Sie bleibt noch einige Minuten unter dem Bett liegen. Sie zittert. Ihr ganzer Körper ist mit Adrenalin voll gepumpt.
„Beruhig dich!", flüstert sie sich leise zu. „So kommst du hier nie raus."
Sie bemerkt wie ihre Stimme zittert. Sie atmet tief durch. Und noch mal. Und noch mal.
„Besser? ... Besser! ... Nur Mut... Das wird schon. Ich lebe noch, also lief es bis hier hin noch ganz gut."
Sie erinnert sich an alles, was geschehen ist und ihre Augen füllen sich wieder mit Tränen.
„Nein!", sagt sie. „Ich hab jetzt keine Zeit zum Trauern! Das hätte Jackson nicht gewollt!"
Sie reißt die Augen auf und erstarrt.
„Fuck! Ich war zu laut.", denkt sie. Sie wartet einen Moment ab.
„Nichts zu hören...".
Ohne weiter drüber nachzudenken kriecht sie unter dem Bett hervor und richtet sich auf. Den Dreck von der Jacke abwischend schaltet sie mit der linken Hand die Taschenlampe in ihrer Hand wieder ein und schaut sich in der Zelle um.
„Gähnende Leere beschreibt es ganz gut..."
In der Zelle ist bis auf einer Toilette, ein Waschbecken und einem Bett absolut nichts, wenn man von dem ganzen Dreck, den Staub und dem getrockneten Blut mal absieht.
„Jetzt kommt das nächste Problem.", denkt sich Sarah. „Ich muss irgendwie diese Tür aufbekommen ohne dieses ... Vieh wieder her zu ... locken."
Mit der Taschenlampe die Zellentür anleuchtend nähert sie sich dieser. Zitternd greift Sarah mit der rechten Hand zaghaft nach einer Eisenstange über dem Schloss. Angst und Konzentration spiegeln sich in ihrem Blick wieder. Sehr langsam schiebt sie die Tür auf. Sekunden vergehen wie Minuten, Sarah drückt die Hand, in der sie die Taschenlampe hält, immer fester zusammen. Man kann ihre Angst schon beinahe riechen. Plötzlich stoppt sie, wischt sich den Schweiß von der Stirn, wobei der Lichtkegel quer durch den Raum wandert, atmet ganz tief durch, schließt die Augen, atmet noch einmal tief durch und öffnet die Augen wieder. Neben der Angst in ihrem Blick ist nun auch eine starke Entschlossenheit. Der Wille zu leben, der Wille zu kämpfen. Sie drückt weiter die Tür langsam auf. Sie hat schon fast die Hälfte von dem geschafft, was sie an Platz gleich brauchen wird. Ohne Rucksack auf dem Rücken würde sie nun gerade so durch die Lücke passen.
„Quiiiieeetttsssccchhh!"
„Scheiße!" , flucht sie leise, lässt die Eisenstange los, zieht die Hand vor lauter Angst an ihre Brust zurück und macht einen Satz nach hinten. Sie passt zwar da durch die Spalte zwischen Tür und Türrahmen, aber nur, wenn sie schleicht.

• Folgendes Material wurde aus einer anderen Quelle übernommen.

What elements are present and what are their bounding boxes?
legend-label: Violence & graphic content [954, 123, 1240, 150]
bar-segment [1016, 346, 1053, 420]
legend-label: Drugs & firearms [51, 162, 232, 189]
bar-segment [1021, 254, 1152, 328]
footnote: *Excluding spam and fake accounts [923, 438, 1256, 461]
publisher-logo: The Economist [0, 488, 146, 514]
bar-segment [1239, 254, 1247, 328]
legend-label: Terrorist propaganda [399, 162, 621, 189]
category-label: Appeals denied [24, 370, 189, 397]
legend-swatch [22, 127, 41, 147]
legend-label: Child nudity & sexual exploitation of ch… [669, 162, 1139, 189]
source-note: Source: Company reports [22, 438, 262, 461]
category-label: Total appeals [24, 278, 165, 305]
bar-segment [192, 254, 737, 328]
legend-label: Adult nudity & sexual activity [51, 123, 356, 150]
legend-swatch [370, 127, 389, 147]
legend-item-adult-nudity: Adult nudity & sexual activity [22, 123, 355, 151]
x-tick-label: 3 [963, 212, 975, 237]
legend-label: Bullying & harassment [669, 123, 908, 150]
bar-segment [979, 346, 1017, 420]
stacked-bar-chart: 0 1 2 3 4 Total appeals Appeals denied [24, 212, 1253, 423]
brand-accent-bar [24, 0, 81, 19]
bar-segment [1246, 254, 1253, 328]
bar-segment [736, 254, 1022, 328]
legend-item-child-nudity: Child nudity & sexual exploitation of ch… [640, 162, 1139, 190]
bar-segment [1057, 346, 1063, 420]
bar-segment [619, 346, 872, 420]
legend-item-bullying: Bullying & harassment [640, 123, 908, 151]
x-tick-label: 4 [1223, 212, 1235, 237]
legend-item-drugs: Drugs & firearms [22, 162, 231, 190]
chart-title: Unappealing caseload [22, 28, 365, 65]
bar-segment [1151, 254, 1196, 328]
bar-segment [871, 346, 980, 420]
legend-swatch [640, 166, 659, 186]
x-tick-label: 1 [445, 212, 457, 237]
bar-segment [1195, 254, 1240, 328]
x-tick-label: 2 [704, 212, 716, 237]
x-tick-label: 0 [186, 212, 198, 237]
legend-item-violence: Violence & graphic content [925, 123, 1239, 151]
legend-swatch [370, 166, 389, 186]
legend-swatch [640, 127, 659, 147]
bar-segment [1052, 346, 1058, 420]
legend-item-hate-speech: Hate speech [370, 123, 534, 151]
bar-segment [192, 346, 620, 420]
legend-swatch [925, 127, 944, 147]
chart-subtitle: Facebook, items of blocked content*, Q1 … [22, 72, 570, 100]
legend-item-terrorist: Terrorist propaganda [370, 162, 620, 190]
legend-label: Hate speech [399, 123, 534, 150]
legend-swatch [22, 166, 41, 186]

Schnell nimmt sie den Rucksack ab, legt ihn auf das Bett und kriecht unter dasselbige. Der Geruch von Urin, Blut und verfaultem Fleisch gleitet sanft in ihre Nase. Angewidert und das Gesicht verziehend kriecht sie noch weiter unter das Bettgestell, schaltet die Taschenlampe aus und steckt sie in ihre linke hintere Hosentasche.

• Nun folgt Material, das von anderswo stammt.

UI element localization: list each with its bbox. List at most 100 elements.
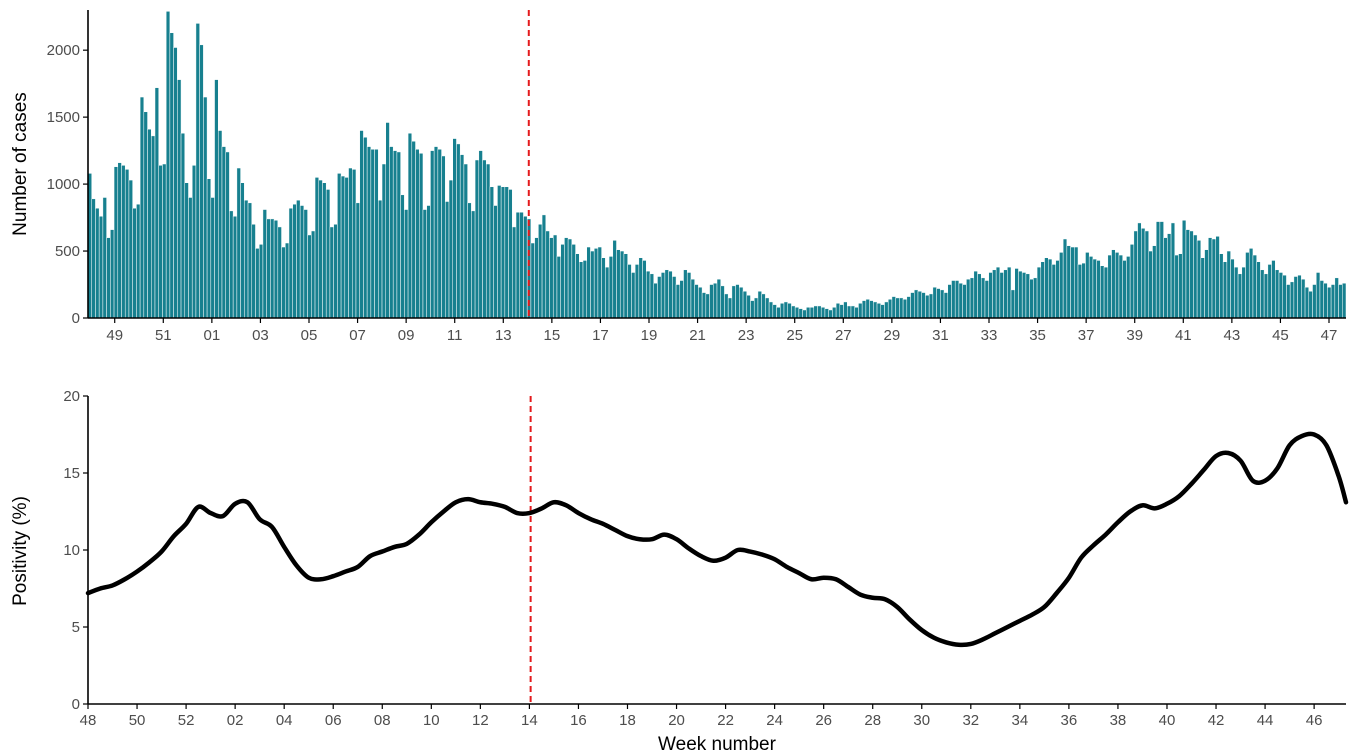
case-bar	[1301, 278, 1306, 319]
positivity-line	[85, 431, 1349, 648]
positivity-x-tick-label: 24	[766, 712, 783, 729]
case-bar	[273, 219, 279, 319]
case-bar	[1304, 286, 1310, 319]
case-bar	[1103, 266, 1109, 319]
case-bar	[1342, 282, 1347, 319]
case-bar	[1114, 252, 1120, 319]
case-bar	[973, 270, 978, 319]
case-bar	[374, 149, 379, 319]
cases-x-tick-label: 11	[447, 327, 463, 344]
case-bar	[638, 257, 643, 319]
case-bar	[1152, 245, 1157, 319]
case-bar	[1085, 252, 1090, 319]
case-bar	[824, 308, 829, 319]
case-bar	[1137, 222, 1142, 319]
cases-x-tick-label: 35	[1029, 327, 1046, 344]
case-bar	[1185, 229, 1190, 319]
cases-y-tick-label: 0	[72, 310, 80, 327]
case-bar	[560, 244, 565, 319]
case-bar	[452, 138, 457, 319]
case-bar	[322, 182, 327, 319]
case-bar	[385, 122, 390, 319]
case-bar	[128, 179, 133, 319]
positivity-x-tick-label: 50	[129, 712, 146, 729]
case-bar	[936, 288, 941, 319]
case-bar	[601, 257, 606, 319]
positivity-x-tick-label: 36	[1061, 712, 1078, 729]
case-bar	[366, 146, 372, 319]
positivity-y-tick-label: 20	[63, 388, 80, 405]
case-bar	[225, 151, 230, 319]
case-bar	[832, 307, 837, 319]
case-bar	[1234, 266, 1239, 319]
case-bar	[757, 290, 762, 319]
case-bar	[977, 273, 982, 319]
case-bar	[884, 301, 889, 319]
case-bar	[530, 242, 535, 319]
case-bar	[184, 182, 189, 319]
case-bar	[247, 202, 253, 319]
positivity-x-tick-label: 08	[374, 712, 391, 729]
case-bar	[255, 248, 260, 319]
case-bar	[768, 301, 774, 319]
cases-x-tick-label: 01	[204, 327, 221, 344]
case-bar	[1204, 249, 1209, 319]
case-bar	[232, 215, 238, 319]
cases-x-tick-label: 13	[495, 327, 512, 344]
case-bar	[389, 146, 394, 319]
case-bar	[1263, 273, 1269, 319]
case-bar	[787, 303, 792, 319]
case-bar	[139, 96, 145, 319]
case-bar	[616, 249, 621, 319]
case-bar	[199, 44, 204, 319]
case-bar	[195, 23, 200, 319]
case-bar	[1293, 276, 1298, 319]
case-bar	[500, 186, 506, 319]
case-bar	[1021, 272, 1027, 319]
case-bar	[839, 304, 844, 319]
case-bar	[906, 296, 911, 319]
case-bar	[102, 197, 107, 319]
case-bar	[873, 301, 878, 319]
case-bar	[433, 146, 439, 319]
case-bar	[1118, 254, 1123, 319]
case-bar	[776, 307, 781, 319]
case-bar	[567, 238, 573, 319]
case-bar	[705, 293, 710, 319]
case-bar	[1222, 261, 1228, 319]
positivity-x-tick-label: 28	[864, 712, 881, 729]
case-bar	[210, 197, 215, 319]
case-bar	[1107, 254, 1112, 319]
case-bar	[631, 272, 636, 319]
case-bar	[895, 297, 900, 319]
cases-y-tick-label: 1500	[47, 109, 80, 126]
case-bar	[1129, 244, 1135, 319]
case-bar	[258, 244, 264, 319]
case-bar	[98, 215, 104, 319]
case-bar	[1040, 261, 1045, 319]
case-bar	[191, 165, 197, 319]
case-bar	[1189, 230, 1194, 319]
case-bar	[865, 299, 870, 319]
case-bar	[947, 284, 952, 319]
case-bar	[806, 307, 811, 319]
case-bar	[437, 149, 442, 319]
case-bar	[850, 305, 855, 319]
case-bar	[1133, 230, 1138, 319]
case-bar	[113, 166, 119, 319]
case-bar	[552, 234, 558, 319]
case-bar	[954, 280, 960, 319]
case-bar	[165, 11, 171, 319]
case-bar	[296, 199, 301, 319]
case-bar	[1230, 258, 1235, 319]
case-bar	[1297, 274, 1302, 319]
case-bar	[1323, 282, 1328, 319]
case-bar	[344, 177, 349, 319]
case-bar	[538, 224, 543, 319]
cases-x-tick-label: 21	[689, 327, 706, 344]
case-bar	[835, 303, 841, 319]
case-bar	[206, 178, 212, 319]
cases-y-ticks: 0 500 1000 1500 2000	[47, 42, 88, 327]
case-bar	[899, 297, 904, 319]
case-bar	[746, 294, 751, 319]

Unter dem Bett liegend wartet sie einige Zeit ab. Es geschieht ... Nichts! Kein Geräusch, keine Bewegung, kein Lebenszeichen von irgendjemandem oder irgendetwas. Man hört nur leicht das geringfügige Entweichen von Gas aus einem beschädigten Rohr.
Erleichtert kriecht sie langsam wieder aus ihrem Versteck. Den Dreck von den Klamotten wischend steht sie wieder auf. Während sie sich sauber macht, sieht sie etwas aus dem Augenwinkel heraus. Sie wendet diesem den Kopf zu und erstarrt.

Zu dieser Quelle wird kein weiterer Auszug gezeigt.